The wooden box has been left to its original color to represent the simple me. The colorful nylon lines are communication lines between my community and me. The intensity of the lines on each side of the box symbolizes the importance of the communication level. Phrases have been inscribed onto the acrylic panels to reflect the views of Life.

Untitled

You may read and see,

But you can’t touch her.

You may look and sympathize,

But you can’t feel her pain.

You may think the wound is healed,

But you don’t know it stays forever.

She trusts to be loved and guarded,

And in return she got that.

She isolates herself from you

As her world is dark and lonely.

She is suffering behind that smile,

You don’t even realize it.

She is unable to accept the truth,

As it hurts to talk about it.

Listen now… “Why me!

I trusted him and this is the time when he RAPED me”

A Strange Tricky Game

The little showcase represents nothing unusual in connection to museum life if it were not for the object on display missing. One becomes aware of many suggestions and clues on the object concerned.

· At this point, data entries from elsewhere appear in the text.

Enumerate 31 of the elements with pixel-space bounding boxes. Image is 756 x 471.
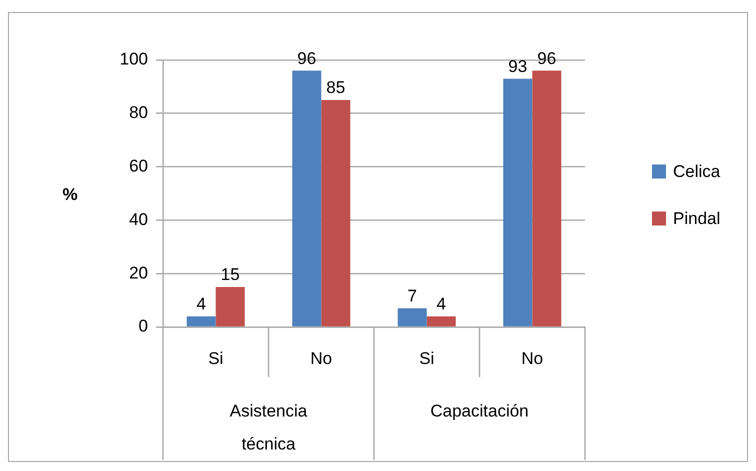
- data-label: 96: [297, 48, 316, 68]
- x-tick-label: No: [521, 348, 544, 368]
- bar: [321, 100, 350, 326]
- x-tick-label: No: [310, 348, 332, 368]
- y-tick-label: 100: [120, 50, 148, 69]
- y-axis-title: %: [62, 185, 78, 204]
- bar: [532, 70, 562, 326]
- x-tick-label: Si: [208, 348, 224, 368]
- data-label: 15: [220, 265, 240, 284]
- bar: [186, 316, 216, 326]
- x-tick-label: Si: [419, 348, 434, 368]
- data-label: 7: [408, 286, 417, 306]
- data-label: 85: [326, 78, 346, 98]
- bar: [426, 316, 456, 326]
- legend-label: Pindal: [673, 209, 720, 228]
- y-tick-label: 80: [129, 103, 148, 122]
- y-tick-label: 0: [138, 316, 148, 336]
- y-tick-label: 40: [129, 210, 148, 229]
- data-label: 93: [508, 56, 528, 76]
- y-tick-label: 20: [129, 263, 148, 282]
- legend-label: Celica: [673, 162, 721, 182]
- bar: [292, 70, 322, 326]
- bar: [503, 78, 532, 326]
- data-label: 96: [537, 48, 556, 68]
- data-label: 4: [196, 294, 206, 314]
- text: Asistencia técnica: [230, 402, 308, 454]
- bar: [398, 308, 427, 326]
- bar: [216, 286, 245, 326]
- data-label: 4: [436, 294, 446, 314]
- y-tick-label: 60: [129, 156, 148, 176]
- text: Capacitación: [430, 402, 529, 421]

Simple tape markings on the bottom of the case and the glass say: FRONT, BACK, ANOTHER, ONE. The signs are to be read from the inside, not from the outside, thus we can read the direction from the side from which we are just looking out the showcase. The rest of the directions remains to be read backwards. To imagine to be in the case does not stop irritation, because the pane says FRONT is not opposite of the one which says BACK. It is impossible to relate ONE-ANOTHER- BACK AND FRONT to a single central point. Wherever one is standing, in reality or in imagination, we are bound to arrange these terms in a systematic order related to the surrounding space.

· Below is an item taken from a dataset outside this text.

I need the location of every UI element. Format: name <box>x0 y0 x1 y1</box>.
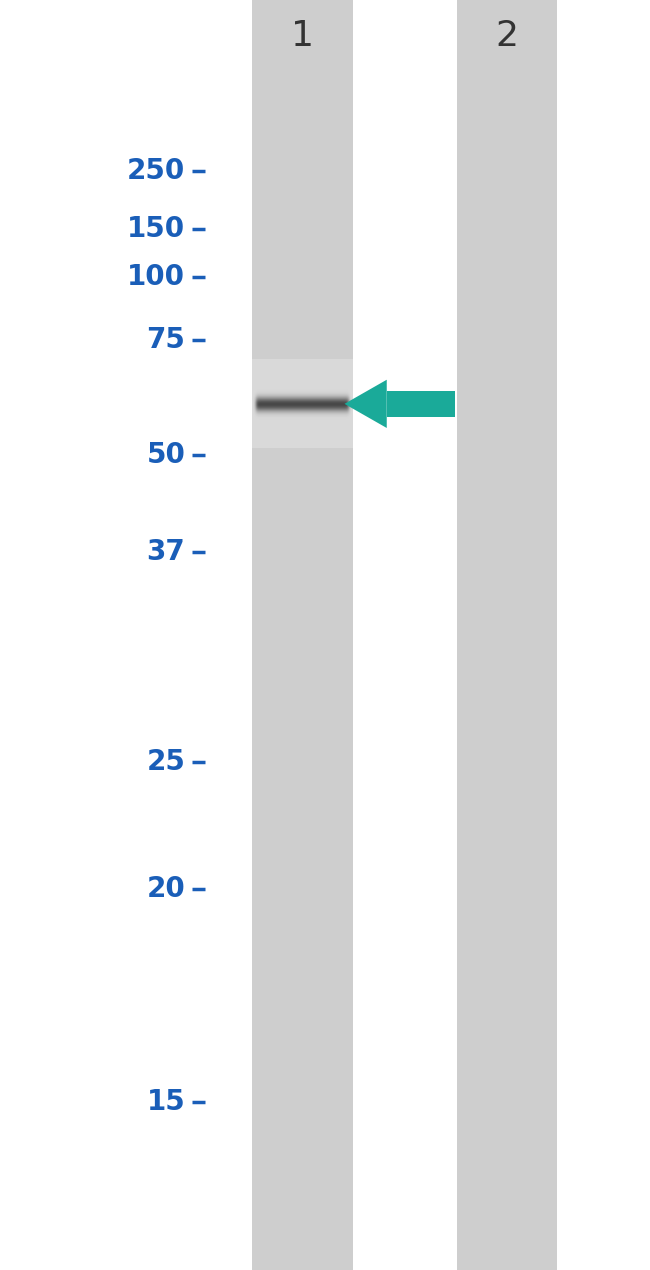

This space has to be considered not only around the vanished object, that is, the inside of the showcase, but also the space all around the showcase.

A Strange Tricky Game: contradictory and meaningful.

Bluebeard’s New Room

Continuation of the Bluebeard Legend:

In a crystal-clear night in February 1996, Bluebeard suddenly appeared in front of me and asked me to design for him a new and secret room which would no longer bring a woman misfortune, but would fan the flames of her yearning. I nodded assent and immediately started working. I built a blue-shimmering space out of mirrors and semi-translucent walls with numerous peepholes. Deep inside I enclosed my secret. I nailed tight the transparent entrance doors. In the pale light of morning, Bluebeard returns. In his curiosity he bent over the little box, — and then he dissolved in blue smoke. [Bluebeard’s Redemption]

Personal Newspapers

Personal newspapers published 25 February 1998, is the only copy of this issue. By the time you see it, it will probably be old, illustrating how precious or meaningless yesterday’s news is.

Newspapers are like no other object in the world varying from necessity to inflation.

They are part of my project “The Exhibition of the local newspapers, 1994 – 1998”, which consists of indoor and outdoor exhibitions, and includes several authorial newspapers, created throughout Europe and the U.S.

Newspapers have always been only local, (authentic languages and interpretations), only their consequences can be interpreted globally.

Untitled

I find this concept very challenging although of course initially, I found the concept of Women Beyond Borders and the form (BOX) contradictory, as boxes inherently are about discreet entities/objects with their own definite boundaries, surfaces and edges etc. And these boundaries are walls in themselves, not just an imaginary line or flat paths on the soil dividing countries nor printed lines on the map. In other words, the whole notion of borders and liberating women from it contradicts the very form of the box given to every participant that say so disturbingly otherwise. My intention for the approach to producing a work for this project is to deal with this collision of concept and form. I have gathered a few women and men from the community I am with, to witness a cremation of this box, after which the ashes would be placed in a custom made replica of the box but it will be in cut glass. Death to borders–of course the glass box and its glass walls is practically a vitrine – to enshrine the diminishing of all borders that divide us.